Cette réponse aurait pu paraître juste et modérée dans la bouche d’un prince
indépendant. L’entrée de l’archevêque dans sa capitale fut une procession
triomphale. Son absence et ses malheurs l’avaient rendu cher aux habitants
d’Alexandrie. L’autorité qu’il exerçait avec rigueur se trouva plus solidement
établie, et sa gloire se répandit dans tout le monde chrétien, depuis l’Éthiopie
jusque dans la Bretagne [2424] .
    Mais le sujet qui force son souverain à dissimuler ne doit
pas compter sur une réconciliation sincère et durable. La mort tragique de
Constans priva bientôt Athanase d’un protecteur puissant et généreux. La guerre
civile entre l’assassin et le dernier frère de Constans déchira pendant trois
ans l’empire, et donna quelques instants de repos à l’Église catholique. Les
deux rivaux ménagèrent l’amitié d’un prélat qui, par son autorité personnelle,
pouvait fixer la résolution incertaine d’une province importante. Il donna
audience aux ambassadeurs de Magnence, avec lequel on l’accusa depuis d’avoir
conservé une correspondance secrète [2425] ,
et Constance assura le vénérable Athanase, son père chéri, que, malgré les faux
bruits débités par leurs ennemis communs, il avait hérité des sentiments aussi
bien que des États de son frère [2426] .
La reconnaissance et l’humanité auraient pu sans doute disposer l’archevêque à
déplorer la fin prématurée de Constans, et à détester le crime de Magnence ;
mais comme Athanase était convaincu que les craintes de Constance étaient son
unique sauvegarde, cette idée refroidissait peut-être un peu la ferveur des
prières qu’il adressait au ciel pour le succès de la cause la plus juste.
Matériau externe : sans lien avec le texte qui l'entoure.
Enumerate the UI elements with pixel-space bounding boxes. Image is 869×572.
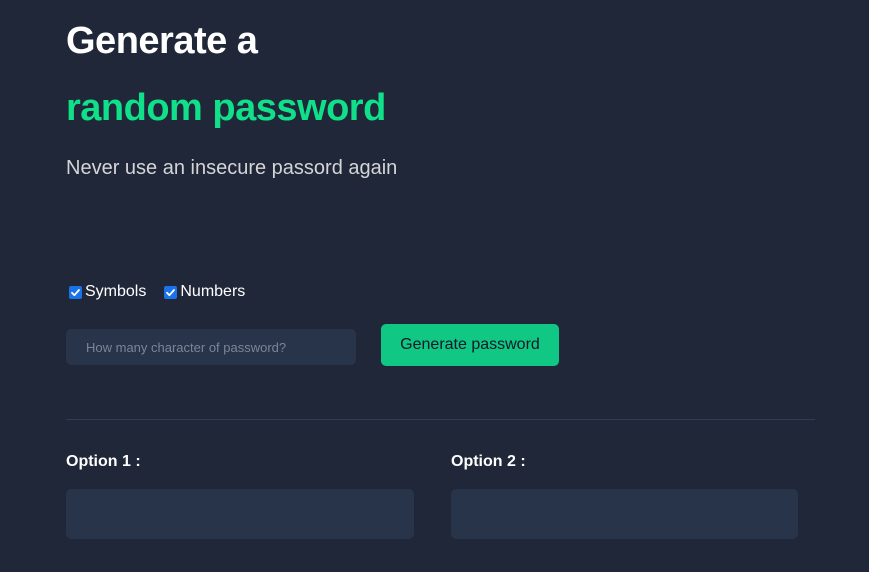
page-title: Generate a bbox=[66, 20, 258, 62]
checkmark-icon bbox=[166, 288, 176, 296]
password-generator-page: Generate a random password Never use an … bbox=[0, 0, 869, 572]
numbers-label: Numbers bbox=[180, 283, 246, 300]
checkmark-icon bbox=[71, 288, 80, 296]
option-2-label: Option 2 : bbox=[451, 453, 526, 470]
option-1-output[interactable] bbox=[66, 489, 414, 539]
generate-password-button[interactable]: Generate password bbox=[381, 324, 559, 366]
symbols-option[interactable]: Symbols bbox=[69, 283, 146, 301]
password-length-input[interactable] bbox=[66, 329, 356, 365]
numbers-option[interactable]: Numbers bbox=[164, 283, 245, 301]
page-title-highlight: random password bbox=[66, 87, 386, 129]
symbols-checkbox[interactable] bbox=[69, 285, 82, 299]
option-1-label: Option 1 : bbox=[66, 453, 141, 470]
page-subtitle: Never use an insecure passord again bbox=[66, 157, 398, 179]
option-2-output[interactable] bbox=[451, 489, 798, 539]
symbols-label: Symbols bbox=[85, 283, 147, 300]
character-options: Symbols Numbers bbox=[69, 283, 263, 301]
numbers-checkbox[interactable] bbox=[164, 285, 178, 299]
section-divider bbox=[66, 419, 815, 420]
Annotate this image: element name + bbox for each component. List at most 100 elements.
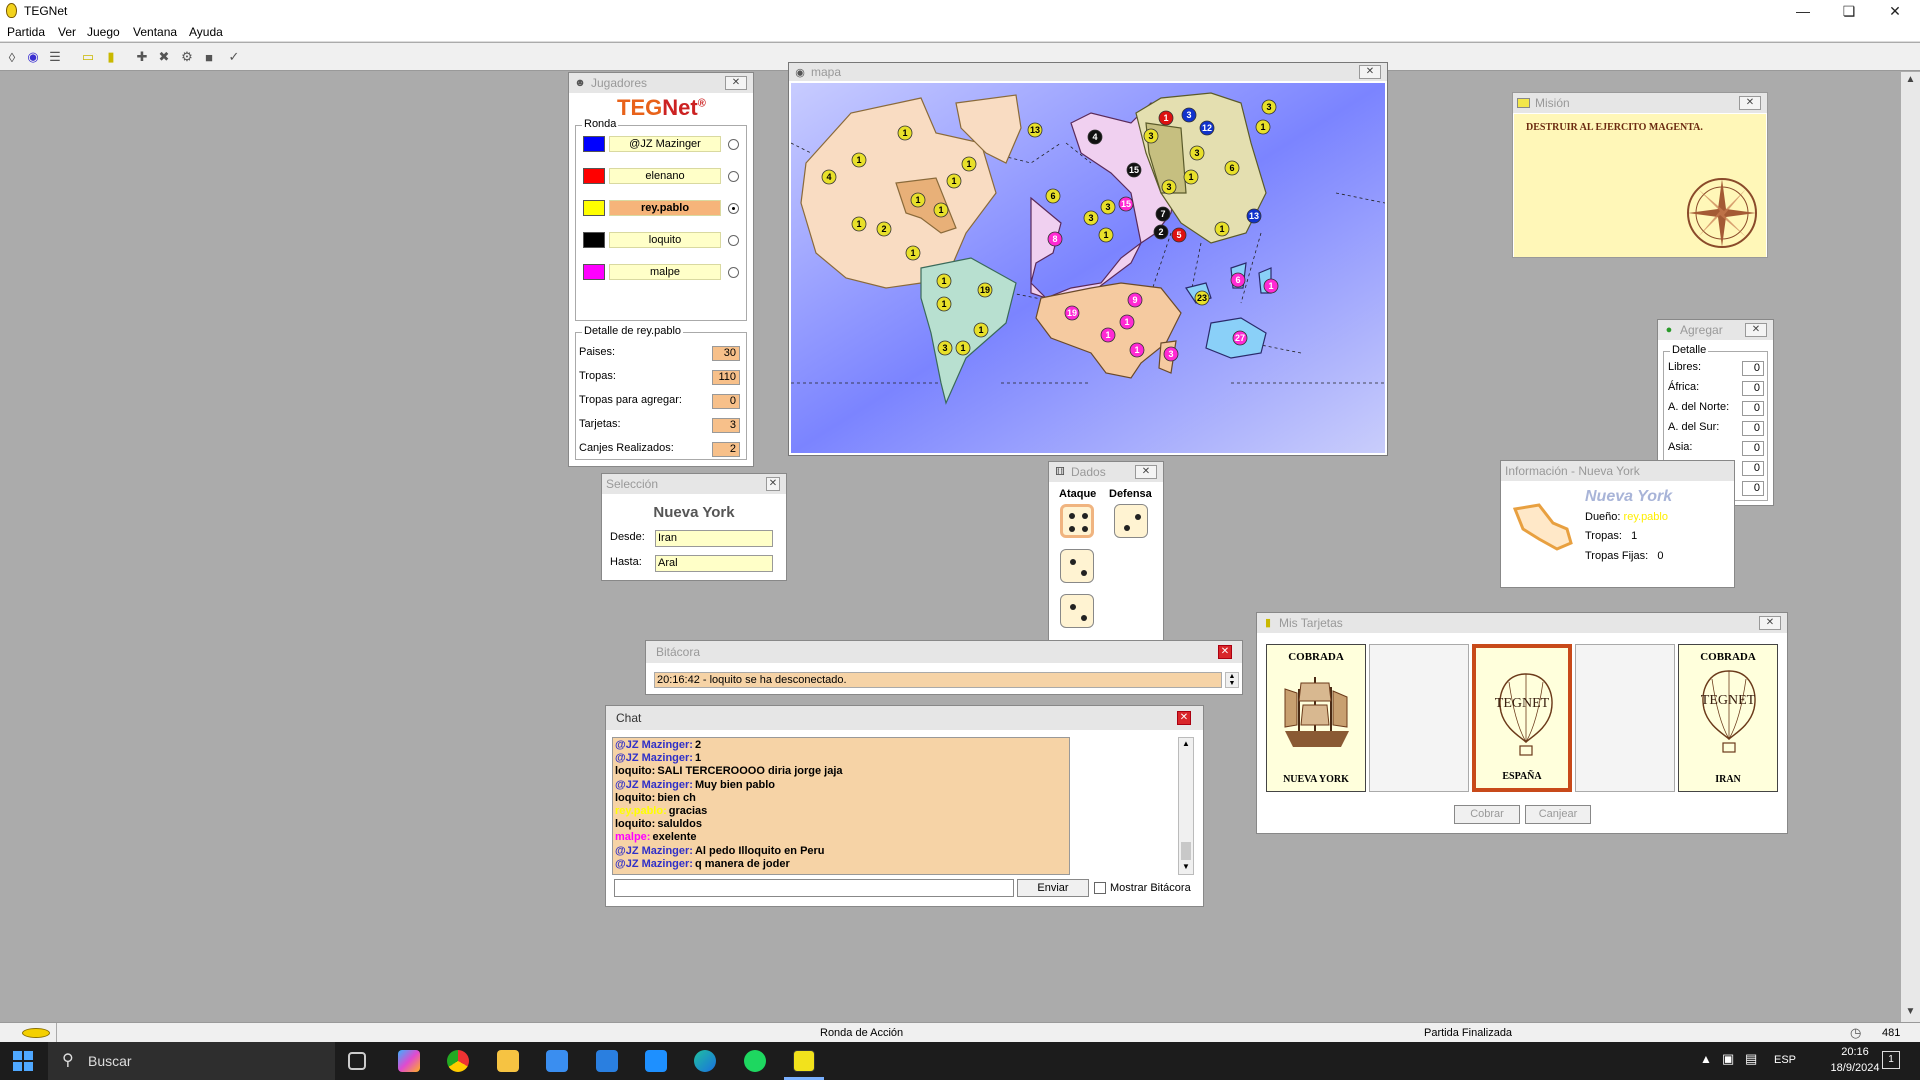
army-marker[interactable]: 1 — [1255, 119, 1271, 135]
army-marker[interactable]: 3 — [937, 340, 953, 356]
army-marker[interactable]: 13 — [1027, 122, 1043, 138]
tray-monitor-icon[interactable]: ▣ — [1722, 1051, 1734, 1067]
taskbar-search[interactable]: ⚲ Buscar — [48, 1042, 335, 1080]
tray-time[interactable]: 20:16 — [1830, 1046, 1880, 1058]
chat-scrollbar[interactable]: ▲ ▼ — [1178, 737, 1194, 875]
world-map[interactable]: 1311411111 21119113 1683311541572 51 3123333… — [791, 83, 1385, 453]
close-players-button[interactable]: ✕ — [725, 76, 747, 90]
copilot-icon[interactable] — [398, 1050, 420, 1072]
army-marker[interactable]: 9 — [1127, 292, 1143, 308]
army-marker[interactable]: 1 — [851, 216, 867, 232]
attack-icon[interactable]: ✖ — [154, 47, 174, 67]
menu-ver[interactable]: Ver — [58, 25, 76, 39]
chat-scroll-thumb[interactable] — [1181, 842, 1191, 860]
army-marker[interactable]: 3 — [1100, 199, 1116, 215]
menu-ayuda[interactable]: Ayuda — [189, 25, 223, 39]
tray-date[interactable]: 18/9/2024 — [1830, 1062, 1880, 1074]
add-troops-icon[interactable]: ✚ — [132, 47, 152, 67]
menu-ventana[interactable]: Ventana — [133, 25, 177, 39]
army-marker[interactable]: 1 — [897, 125, 913, 141]
close-chat-button[interactable]: ✕ — [1177, 711, 1191, 725]
army-marker[interactable]: 5 — [1171, 227, 1187, 243]
scroll-down-icon[interactable]: ▼ — [1901, 1006, 1920, 1017]
windows-start-icon[interactable] — [13, 1051, 33, 1071]
close-dice-button[interactable]: ✕ — [1135, 465, 1157, 479]
globe-icon[interactable]: ◉ — [23, 47, 43, 67]
army-marker[interactable]: 1 — [1183, 169, 1199, 185]
army-marker[interactable]: 1 — [955, 340, 971, 356]
army-marker[interactable]: 1 — [936, 273, 952, 289]
army-marker[interactable]: 8 — [1047, 231, 1063, 247]
list-icon[interactable]: ☰ — [45, 47, 65, 67]
army-marker[interactable]: 1 — [905, 245, 921, 261]
send-button[interactable]: Enviar — [1017, 879, 1089, 897]
army-marker[interactable]: 3 — [1083, 210, 1099, 226]
army-marker[interactable]: 3 — [1181, 107, 1197, 123]
connect-icon[interactable]: ◊ — [2, 47, 22, 67]
army-marker[interactable]: 2 — [876, 221, 892, 237]
task-view-icon[interactable] — [348, 1052, 366, 1070]
close-selection-button[interactable]: ✕ — [766, 477, 780, 491]
army-marker[interactable]: 3 — [1189, 145, 1205, 161]
country-card[interactable] — [1369, 644, 1469, 792]
army-marker[interactable]: 1 — [1119, 314, 1135, 330]
tray-lang[interactable]: ESP — [1774, 1054, 1796, 1066]
maximize-button[interactable]: ❏ — [1826, 0, 1872, 22]
army-marker[interactable]: 3 — [1261, 99, 1277, 115]
army-marker[interactable]: 1 — [1098, 227, 1114, 243]
country-card[interactable]: COBRADA TEGNET IRAN — [1678, 644, 1778, 792]
country-card[interactable]: TEGNETTEGNETESPAÑA — [1472, 644, 1572, 792]
army-marker[interactable]: 1 — [1129, 342, 1145, 358]
army-marker[interactable]: 12 — [1199, 120, 1215, 136]
army-marker[interactable]: 15 — [1118, 196, 1134, 212]
army-marker[interactable]: 1 — [1158, 110, 1174, 126]
country-card[interactable] — [1575, 644, 1675, 792]
minimize-button[interactable]: — — [1780, 0, 1826, 22]
army-marker[interactable]: 7 — [1155, 206, 1171, 222]
canjear-button[interactable]: Canjear — [1525, 805, 1591, 824]
army-marker[interactable]: 4 — [1087, 129, 1103, 145]
army-marker[interactable]: 4 — [821, 169, 837, 185]
close-cards-button[interactable]: ✕ — [1759, 616, 1781, 630]
army-marker[interactable]: 27 — [1232, 330, 1248, 346]
army-marker[interactable]: 1 — [851, 152, 867, 168]
army-marker[interactable]: 6 — [1230, 272, 1246, 288]
army-marker[interactable]: 1 — [933, 202, 949, 218]
army-marker[interactable]: 1 — [946, 173, 962, 189]
edge-icon[interactable] — [694, 1050, 716, 1072]
army-marker[interactable]: 19 — [1064, 305, 1080, 321]
army-marker[interactable]: 19 — [977, 282, 993, 298]
chrome-icon[interactable] — [447, 1050, 469, 1072]
log-scroll[interactable]: ▲ ▼ — [1225, 672, 1239, 688]
close-map-button[interactable]: ✕ — [1359, 65, 1381, 79]
army-marker[interactable]: 1 — [936, 296, 952, 312]
card-icon[interactable]: ▭ — [78, 47, 98, 67]
army-marker[interactable]: 6 — [1045, 188, 1061, 204]
army-marker[interactable]: 6 — [1224, 160, 1240, 176]
end-turn-icon[interactable]: ✓ — [224, 47, 244, 67]
army-marker[interactable]: 1 — [1100, 327, 1116, 343]
scroll-up-icon[interactable]: ▲ — [1901, 74, 1920, 85]
tray-chevron-icon[interactable]: ▲ — [1700, 1052, 1712, 1066]
army-marker[interactable]: 1 — [961, 156, 977, 172]
chat-input[interactable] — [614, 879, 1014, 897]
close-button[interactable]: ✕ — [1872, 0, 1918, 22]
close-log-button[interactable]: ✕ — [1218, 645, 1232, 659]
army-marker[interactable]: 3 — [1143, 128, 1159, 144]
notification-icon[interactable]: 1 — [1882, 1051, 1900, 1069]
store-icon[interactable] — [546, 1050, 568, 1072]
army-marker[interactable]: 3 — [1163, 346, 1179, 362]
chat-scroll-down-icon[interactable]: ▼ — [1182, 862, 1190, 871]
army-marker[interactable]: 1 — [1214, 221, 1230, 237]
army-marker[interactable]: 15 — [1126, 162, 1142, 178]
army-marker[interactable]: 2 — [1153, 224, 1169, 240]
close-add-button[interactable]: ✕ — [1745, 323, 1767, 337]
mission-icon[interactable]: ▮ — [101, 47, 121, 67]
cobrar-button[interactable]: Cobrar — [1454, 805, 1520, 824]
menu-partida[interactable]: Partida — [7, 25, 45, 39]
spotify-icon[interactable] — [744, 1050, 766, 1072]
country-card[interactable]: COBRADA NUEVA YORK — [1266, 644, 1366, 792]
app-icon-blue[interactable] — [645, 1050, 667, 1072]
chat-scroll-up-icon[interactable]: ▲ — [1182, 739, 1190, 748]
tegnet-taskbar-icon[interactable] — [793, 1050, 815, 1072]
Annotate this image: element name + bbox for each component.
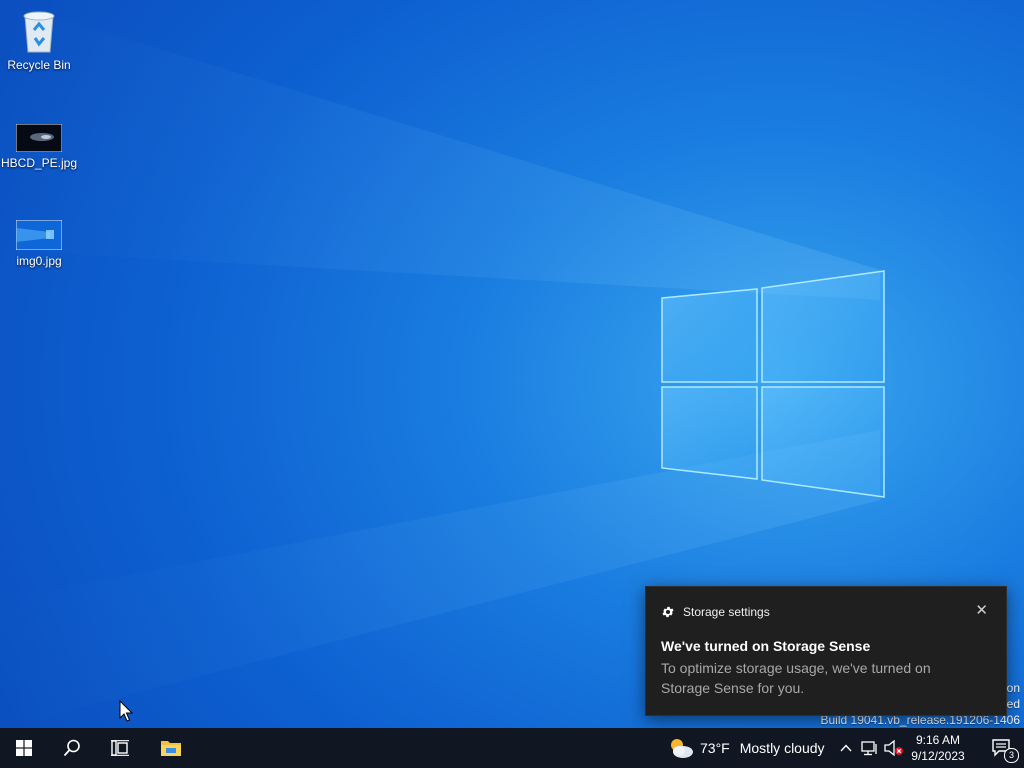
task-view-icon <box>111 740 129 756</box>
chevron-up-icon <box>840 744 852 752</box>
recycle-bin-icon <box>23 11 55 53</box>
show-hidden-icons-button[interactable] <box>836 728 856 768</box>
mouse-cursor <box>119 700 133 722</box>
file-explorer-button[interactable] <box>147 728 195 768</box>
image-file-icon <box>16 220 62 250</box>
notification-count-badge: 3 <box>1004 748 1019 763</box>
notification-title: We've turned on Storage Sense <box>661 638 871 654</box>
desktop[interactable]: Recycle Bin HBCD_PE.jpg img0.jpg on ed B… <box>0 0 1024 728</box>
notification-body: To optimize storage usage, we've turned … <box>661 660 931 696</box>
storage-sense-notification[interactable]: Storage settings ✕ We've turned on Stora… <box>645 586 1007 716</box>
desktop-icon-recycle-bin[interactable]: Recycle Bin <box>0 8 78 73</box>
start-button[interactable] <box>0 728 48 768</box>
taskbar-clock[interactable]: 9:16 AM 9/12/2023 <box>906 732 970 764</box>
action-center-button[interactable]: 3 <box>980 728 1024 768</box>
search-button[interactable] <box>48 728 96 768</box>
weather-condition: Mostly cloudy <box>739 740 825 756</box>
windows-logo-icon <box>16 740 32 756</box>
image-file-icon <box>16 124 62 152</box>
file-explorer-icon <box>161 741 181 756</box>
network-icon <box>861 741 877 756</box>
volume-button[interactable] <box>882 728 906 768</box>
clock-time: 9:16 AM <box>915 733 961 747</box>
desktop-icon-hbcd-pe[interactable]: HBCD_PE.jpg <box>0 124 78 171</box>
gear-icon <box>662 606 674 618</box>
desktop-icon-img0[interactable]: img0.jpg <box>0 220 78 269</box>
task-view-button[interactable] <box>96 728 144 768</box>
clock-date: 9/12/2023 <box>911 749 965 763</box>
network-button[interactable] <box>858 728 882 768</box>
weather-temperature: 73°F <box>700 740 730 756</box>
volume-muted-icon <box>884 740 903 756</box>
desktop-icon-label: HBCD_PE.jpg <box>0 156 78 170</box>
system-tray: 73°F Mostly cloudy 9:16 AM 9/12/2023 3 <box>660 728 1024 768</box>
notification-app-name: Storage settings <box>683 605 770 619</box>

En
effet, Athanase dut bientôt attendre sa ruine, non plus des complots et de la
haine obscure de quelques évêques superstitieux ou irrités, abusant de
l’autorité d’un maître crédule, mais des efforts de l’empereur, qui, laissant
éclater un ressentiment longtemps contenu, déclara la résolution de venger ses
injures personnelles [2427] ; et le premier hiver qu’il passa à Arles, après sa victoire, fut employé à
assurer son triomphe sur un ennemi plus odieux que le tyran qu’il venait de
vaincre.
    Si le caprice du souverain eût exigé la mort du citoyen le
plus illustre et le plus vertueux de la république, la violence ouverte de ses
satellites et la perfide complaisance des magistrats se seraient empressées à
l’envi de le satisfaire. Les précautions, les lenteurs avec lesquelles il fut
obligé de procéder à la condamnation et au châtiment d’un évêque aimé du
peuple, les difficultés qu’il y trouva, apprirent à l’univers que les
privilèges de l’Église avaient déjà ranimé dans le gouvernement romain, le
sentiment de l’ordre et de la liberté. La sentence prononcée par le synode de
Tyr, et souscrite par la majorité des évêques d’Orient, n’avait pas été
formellement annulée, et l’autorité qu’Athanase exerçait dans son diocèse,
quoique dégradé par ses confrères, pouvait être regardée comme illégale et même
criminelle. Mais Constance voulut d’abord ôter au primat la ressource puissante
qu’il avait trouvée dans l’attachement du clergé d’Occident, et s’assurer le
consentement des évêques latins, avant de hasarder l’exécution de la sentence.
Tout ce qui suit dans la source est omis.